Enhancing Healthcare Team Outcomes

 A multidisciplinary approach involving physicians, pain management specialists, advanced practitioners, nurses, pharmacists, physical therapists, and other healthcare professionals is crucial to ensure comprehensive patient-centered care and optimize outcomes while managing ischial bursitis. Initially, clinicians must possess the skills to accurately diagnose ischial bursitis through a comprehensive understanding of its clinical presentation and appropriate diagnostic modalities. After making the initial diagnosis and initiating conservative treatment, patients should be regularly monitored by the appropriate healthcare professional until pain resolution or until further intervention is required.

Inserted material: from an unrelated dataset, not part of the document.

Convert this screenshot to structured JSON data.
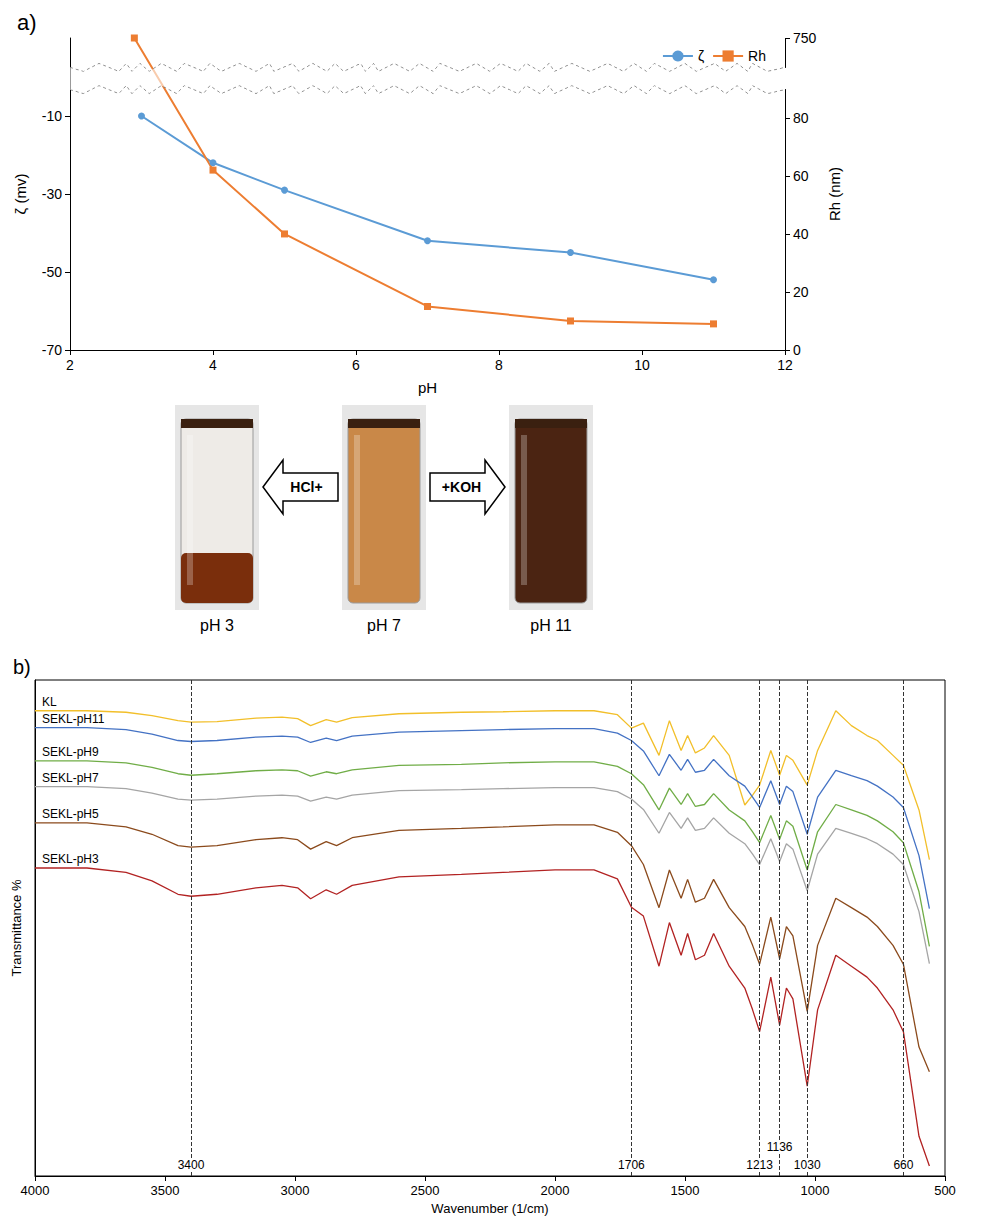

Patients may be referred to pain management for intrabursal injection or orthopedic surgery for bursectomy if necessary.

Advanced practitioners and nurses are critical in conducting detailed patient histories, performing physical examinations, and coordinating diagnostic tests for individuals with ischial bursitis. Pharmacists contribute by ensuring the appropriate selection and dosing of medications, considering factors such as comorbidities and potential drug interactions. Physical therapists are critical in designing tailored exercise programs to improve flexibility, strength, and biomechanics. Utilizing manual therapy techniques, providing education on proper body mechanics, and offering ergonomic advice, physical therapists strive to alleviate pain, decrease inflammation, and optimize functional outcomes for affected patients.

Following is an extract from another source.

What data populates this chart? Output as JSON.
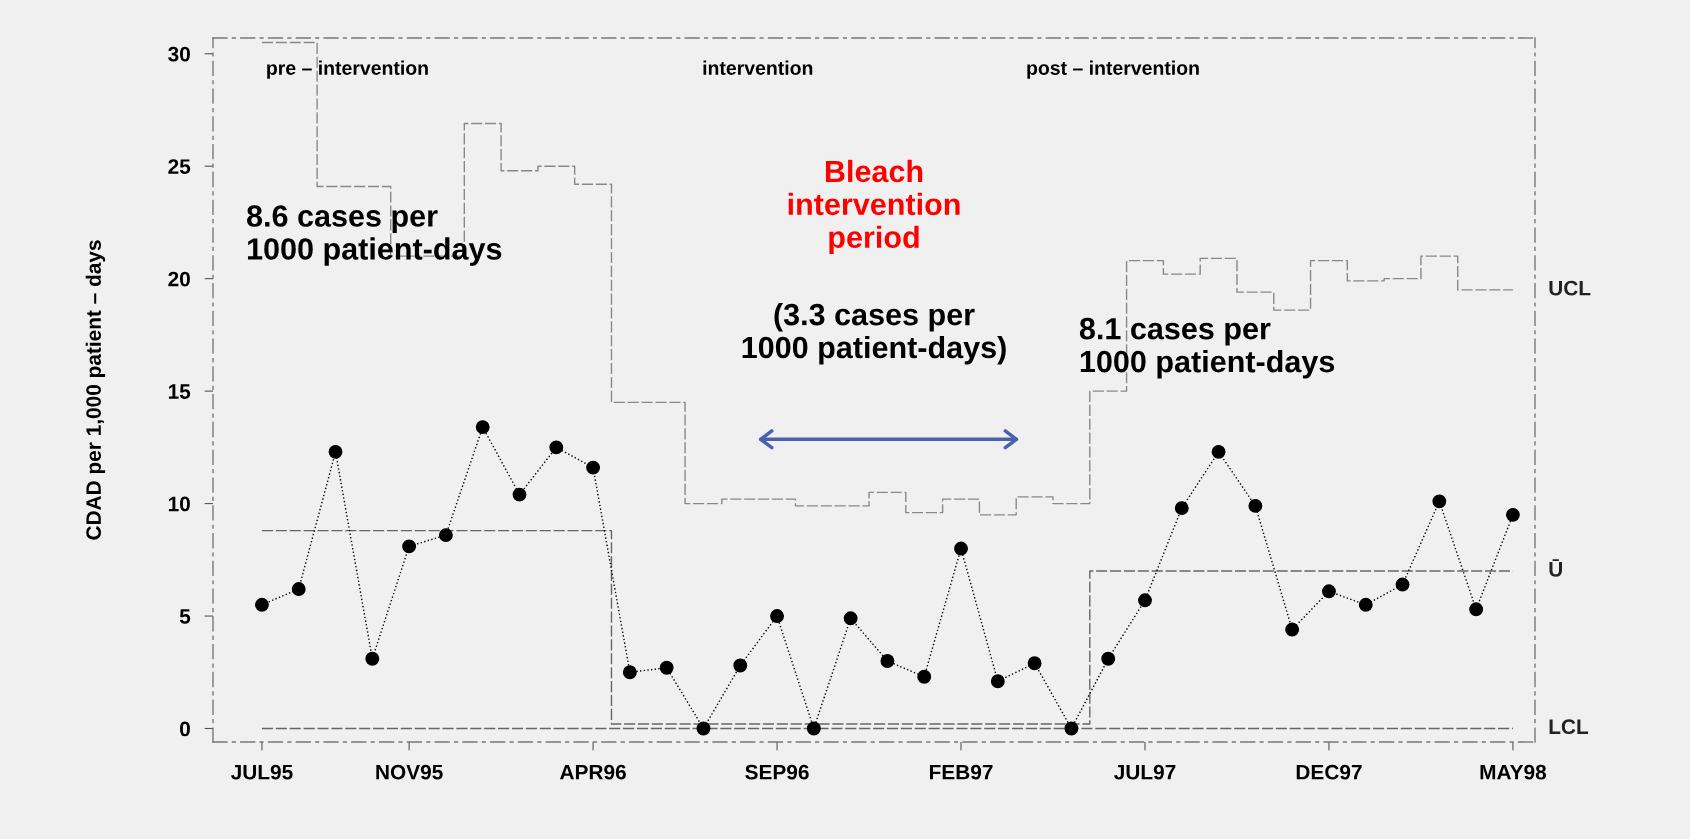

Ethical considerations in treating patients with ischial bursitis include providing equitable access to care and respecting patient autonomy in treatment decisions. Healthcare professionals are responsible for advocating for evidence-based practices and promoting patient education to enhance self-management strategies. Effective interprofessional communication is essential, fostering collaboration among healthcare team members, facilitating seamless care transitions, and reducing the risk of errors. Care coordination involves establishing individualized treatment plans and monitoring progress over time, with regular communication among team members to adjust interventions as necessary. By leveraging their expertise and collaborating closely, healthcare professionals can deliver patient-centered care, improve outcomes, enhance patient safety, and optimize interprofessional team performance in treating patients with ischial bursitis.